There she encountered more racial and ethnic diversity and felt the desire to connect with her Filipino roots. She participated in Filipino-American activities in high school and at Mount Holyoke College, where she studied biochemistry and the politics of the developing world. She took an executive MBA degree from Columbia University and went on to a successful career in finance, becoming the youngest director at BNP Paribas, handling billion-dollar leveraged buyouts and mergers and acquisitions.
Her family had kept their farm in Capiz on Panay Island in the Philippines, and in 2006, Ayesha’s mom asked if she would invest. She agreed on the condition that the farm would become fully organic and sustainable. She began spending time in Capiz, using her biochemistry knowledge to help the farm transition.

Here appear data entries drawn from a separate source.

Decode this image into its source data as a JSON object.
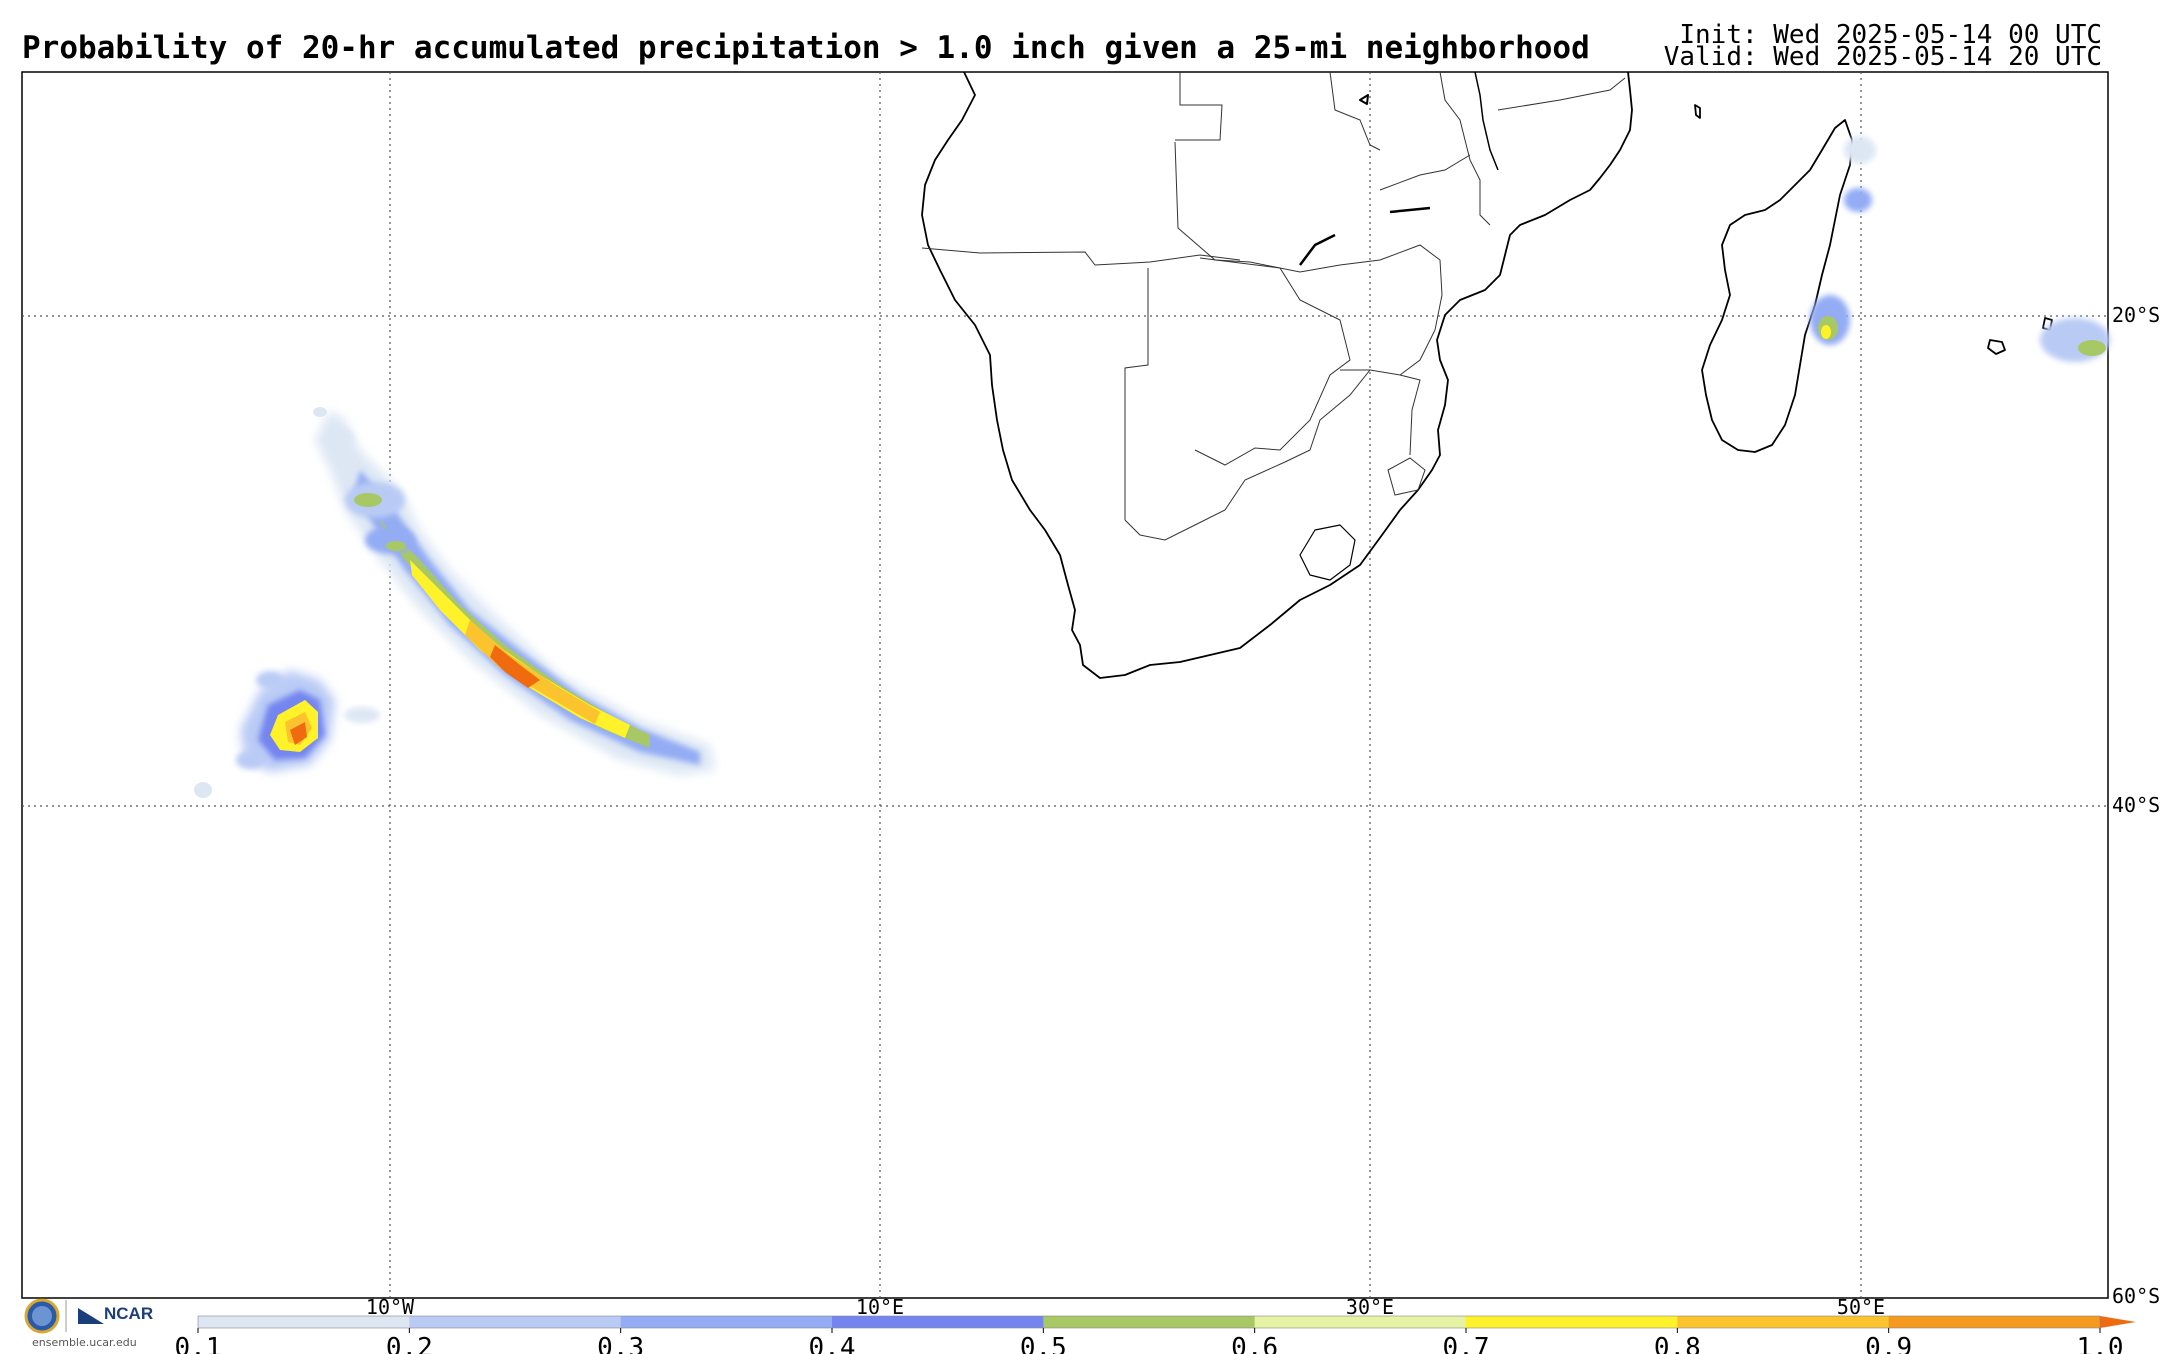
{
  "header": {
    "title": "Probability of 20-hr accumulated precipitation > 1.0 inch given a 25-mi neighborhood",
    "init": "Init: Wed 2025-05-14 00 UTC",
    "valid": "Valid: Wed 2025-05-14 20 UTC"
  },
  "map": {
    "lon_labels": [
      "10°W",
      "10°E",
      "30°E",
      "50°E"
    ],
    "lat_labels": [
      "20°S",
      "40°S",
      "60°S"
    ]
  },
  "colorbar": {
    "ticks": [
      "0.1",
      "0.2",
      "0.3",
      "0.4",
      "0.5",
      "0.6",
      "0.7",
      "0.8",
      "0.9",
      "1.0"
    ],
    "colors": [
      "#dde7f4",
      "#b9cbf5",
      "#93acf4",
      "#7585ef",
      "#a8c866",
      "#e6f3a4",
      "#fff22a",
      "#fbc32d",
      "#f59a1f"
    ],
    "extend_color": "#f06a10"
  },
  "logo": {
    "org": "NCAR",
    "url": "ensemble.ucar.edu",
    "seal": "NSF"
  }
}
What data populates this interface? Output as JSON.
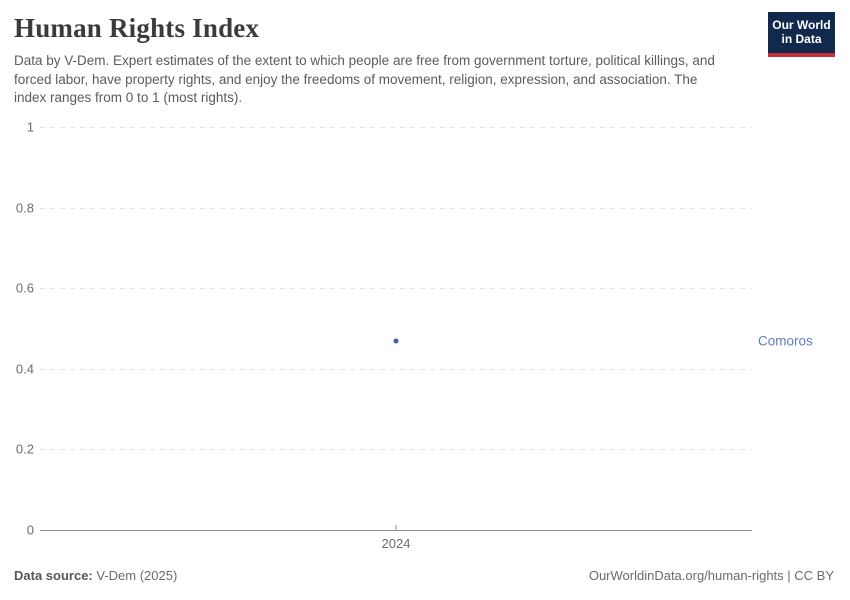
{
  "header": {
    "title": "Human Rights Index",
    "subtitle": "Data by V-Dem. Expert estimates of the extent to which people are free from government torture, political killings, and forced labor, have property rights, and enjoy the freedoms of movement, religion, expression, and association. The index ranges from 0 to 1 (most rights).",
    "logo": {
      "line1": "Our World",
      "line2": "in Data"
    }
  },
  "chart_data": {
    "type": "scatter",
    "title": "Human Rights Index",
    "series": [
      {
        "name": "Comoros",
        "points": [
          {
            "x": 2024,
            "y": 0.47
          }
        ],
        "point_color": "#3d63a3",
        "label_color": "#5d7fc1"
      }
    ],
    "categories": [
      2024
    ],
    "xticks": [
      2024
    ],
    "yticks": [
      0,
      0.2,
      0.4,
      0.6,
      0.8,
      1
    ],
    "xlim": [
      2023.5,
      2024.5
    ],
    "ylim": [
      0,
      1
    ],
    "grid": "horizontal-dashed",
    "legend_position": "entity-label-right"
  },
  "footer": {
    "source_label": "Data source:",
    "source_value": "V-Dem (2025)",
    "credit": "OurWorldinData.org/human-rights | CC BY"
  },
  "colors": {
    "series_point": "#3d63a3",
    "series_label": "#5d7fc1",
    "logo_navy": "#12294e",
    "logo_red": "#c5303e",
    "gridline": "#e2e2e2",
    "axis": "#919191",
    "tick_text": "#6e6e6e",
    "title_text": "#3b3b3b",
    "subtitle_text": "#5b5b5b"
  }
}
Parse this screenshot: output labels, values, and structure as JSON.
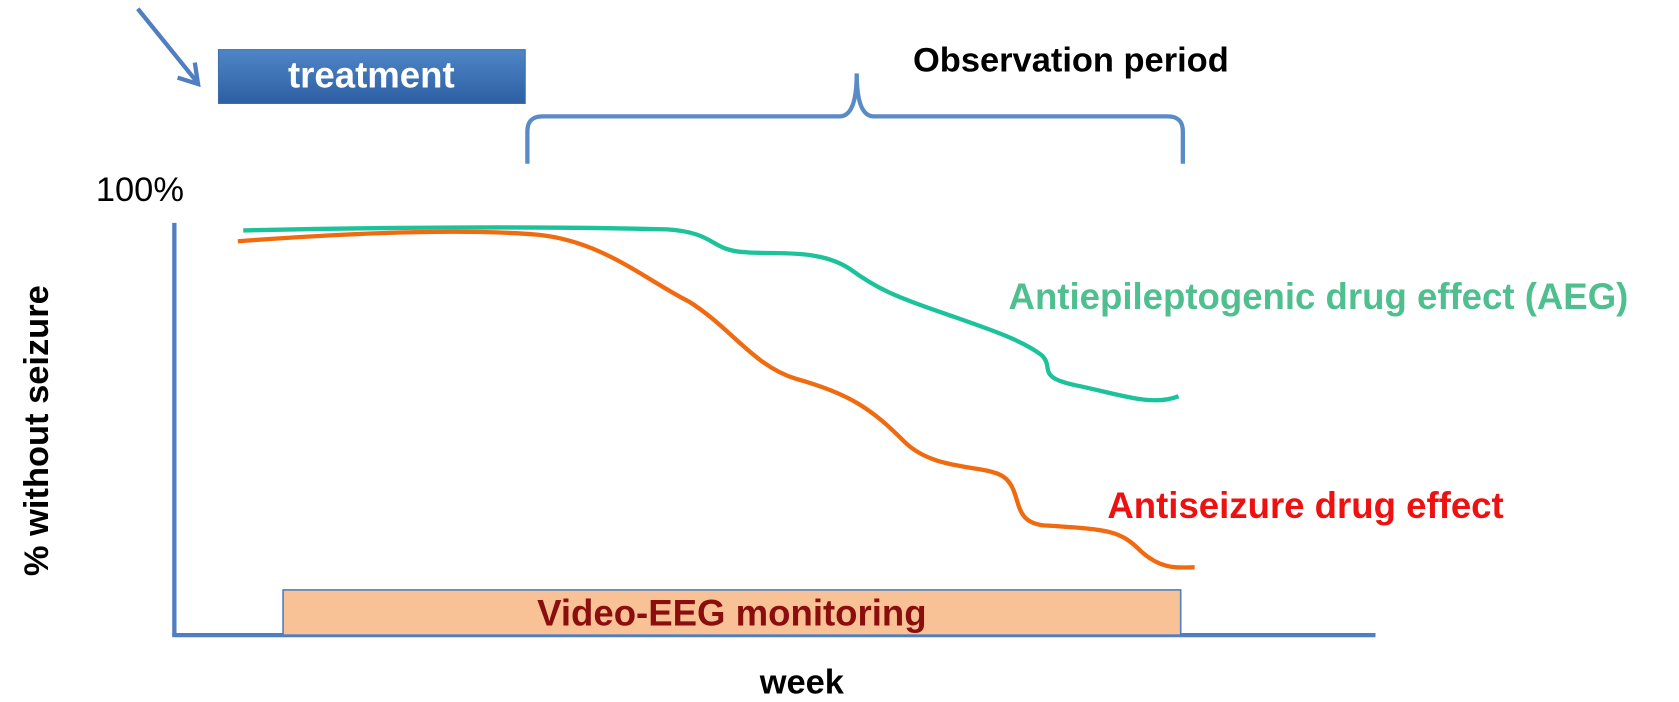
{
  "treatment_label": "treatment",
  "observation_label": "Observation period",
  "y_top_label": "100%",
  "y_axis_label": "% without seizure",
  "x_axis_label": "week",
  "curves": [
    {
      "label": "Antiepileptogenic drug effect (AEG)"
    },
    {
      "label": "Antiseizure drug effect"
    }
  ],
  "monitoring_label": "Video-EEG monitoring"
}
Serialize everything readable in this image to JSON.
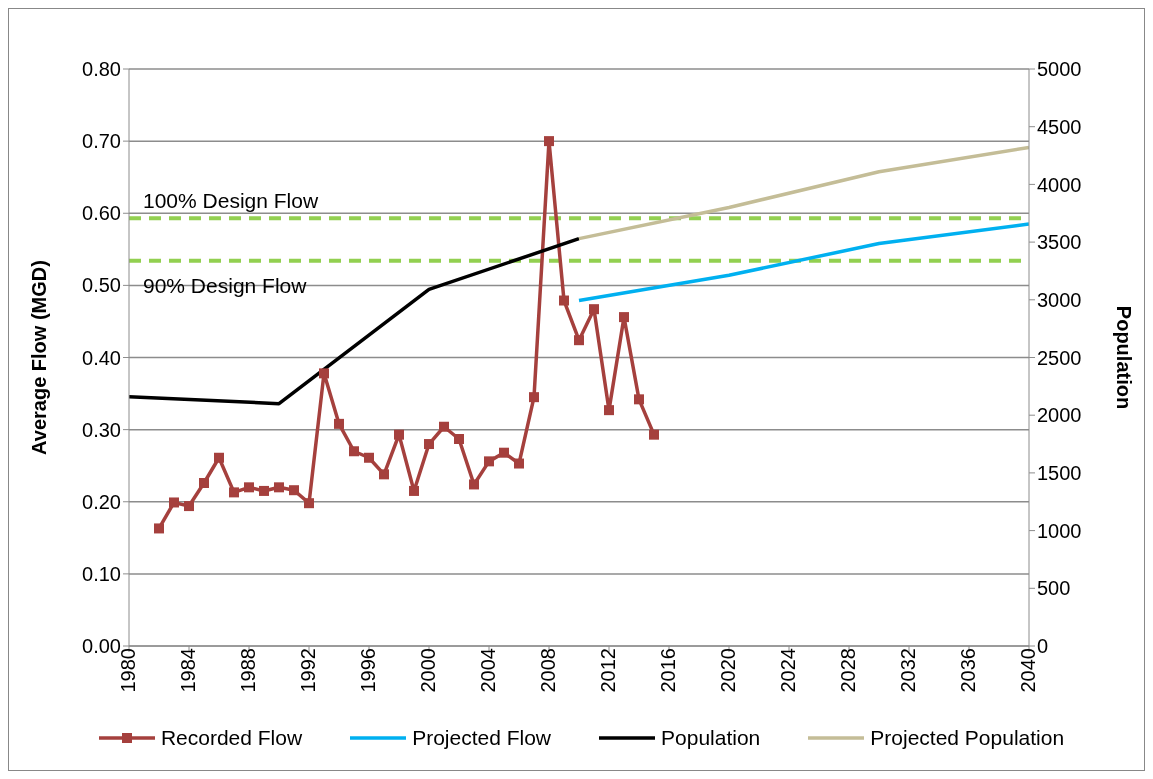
{
  "chart_data": {
    "type": "line",
    "xlabel": null,
    "ylabel": "Average Flow (MGD)",
    "y2label": "Population",
    "xlim": [
      1980,
      2040
    ],
    "xticks": [
      1980,
      1984,
      1988,
      1992,
      1996,
      2000,
      2004,
      2008,
      2012,
      2016,
      2020,
      2024,
      2028,
      2032,
      2036,
      2040
    ],
    "ylim": [
      0,
      0.8
    ],
    "yticks": [
      {
        "value": 0,
        "label": "0.00"
      },
      {
        "value": 0.1,
        "label": "0.10"
      },
      {
        "value": 0.2,
        "label": "0.20"
      },
      {
        "value": 0.3,
        "label": "0.30"
      },
      {
        "value": 0.4,
        "label": "0.40"
      },
      {
        "value": 0.5,
        "label": "0.50"
      },
      {
        "value": 0.6,
        "label": "0.60"
      },
      {
        "value": 0.7,
        "label": "0.70"
      },
      {
        "value": 0.8,
        "label": "0.80"
      }
    ],
    "y2lim": [
      0,
      5000
    ],
    "y2ticks": [
      0,
      500,
      1000,
      1500,
      2000,
      2500,
      3000,
      3500,
      4000,
      4500,
      5000
    ],
    "grid": "y",
    "legend": "bottom",
    "series": [
      {
        "name": "Recorded Flow",
        "color": "#a5403d",
        "marker": "square",
        "x": [
          1982,
          1983,
          1984,
          1985,
          1986,
          1987,
          1988,
          1989,
          1990,
          1991,
          1992,
          1993,
          1994,
          1995,
          1996,
          1997,
          1998,
          1999,
          2000,
          2001,
          2002,
          2003,
          2004,
          2005,
          2006,
          2007,
          2008,
          2009,
          2010,
          2011,
          2012,
          2013,
          2014,
          2015
        ],
        "values": [
          0.163,
          0.199,
          0.194,
          0.226,
          0.261,
          0.213,
          0.22,
          0.215,
          0.22,
          0.216,
          0.198,
          0.378,
          0.308,
          0.27,
          0.261,
          0.238,
          0.293,
          0.215,
          0.28,
          0.304,
          0.287,
          0.224,
          0.256,
          0.268,
          0.253,
          0.345,
          0.7,
          0.479,
          0.424,
          0.467,
          0.327,
          0.456,
          0.342,
          0.293
        ]
      },
      {
        "name": "Projected Flow",
        "color": "#00b0f0",
        "marker": "none",
        "x": [
          2010,
          2020,
          2030,
          2040
        ],
        "values": [
          0.479,
          0.514,
          0.558,
          0.585
        ]
      },
      {
        "name": "Population",
        "color": "#000000",
        "marker": "none",
        "axis": "y2",
        "x": [
          1980,
          1990,
          2000,
          2010
        ],
        "values": [
          2160,
          2100,
          3090,
          3530
        ]
      },
      {
        "name": "Projected Population",
        "color": "#c4bd97",
        "marker": "none",
        "axis": "y2",
        "x": [
          2010,
          2020,
          2030,
          2040
        ],
        "values": [
          3530,
          3800,
          4110,
          4320
        ]
      }
    ],
    "ref_lines": [
      {
        "axis": "y",
        "value": 0.593,
        "label": "100% Design Flow",
        "color": "#92d050",
        "line_style": "dashed"
      },
      {
        "axis": "y",
        "value": 0.534,
        "label": "90% Design Flow",
        "color": "#92d050",
        "line_style": "dashed"
      }
    ]
  }
}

It became the first farm in Capiz to go back to organic and regenerative methods, emulating the way it had been run by her grandparents.
Recruited by a local teacher to help support the schools in Capiz, in 2008 she met with parents to ask them what they needed. She was surprised to learn the help they wanted most wasn’t with infrastructure or school supplies, it was to address student hunger. When Ayesha asked how that could be done, a parent answered, “the same way we fixed the roof – we partner!”
That was the germ of ARK. She quit her full-time job to focus on ending rural hunger and malnutrition by working with communities as full partners and leaders of the solution. She drew on her experience in finance to create new co-investment structures that provided the support rural communities would need to buy in and get started, and a pathway for their ventures to become self-sustaining quickly.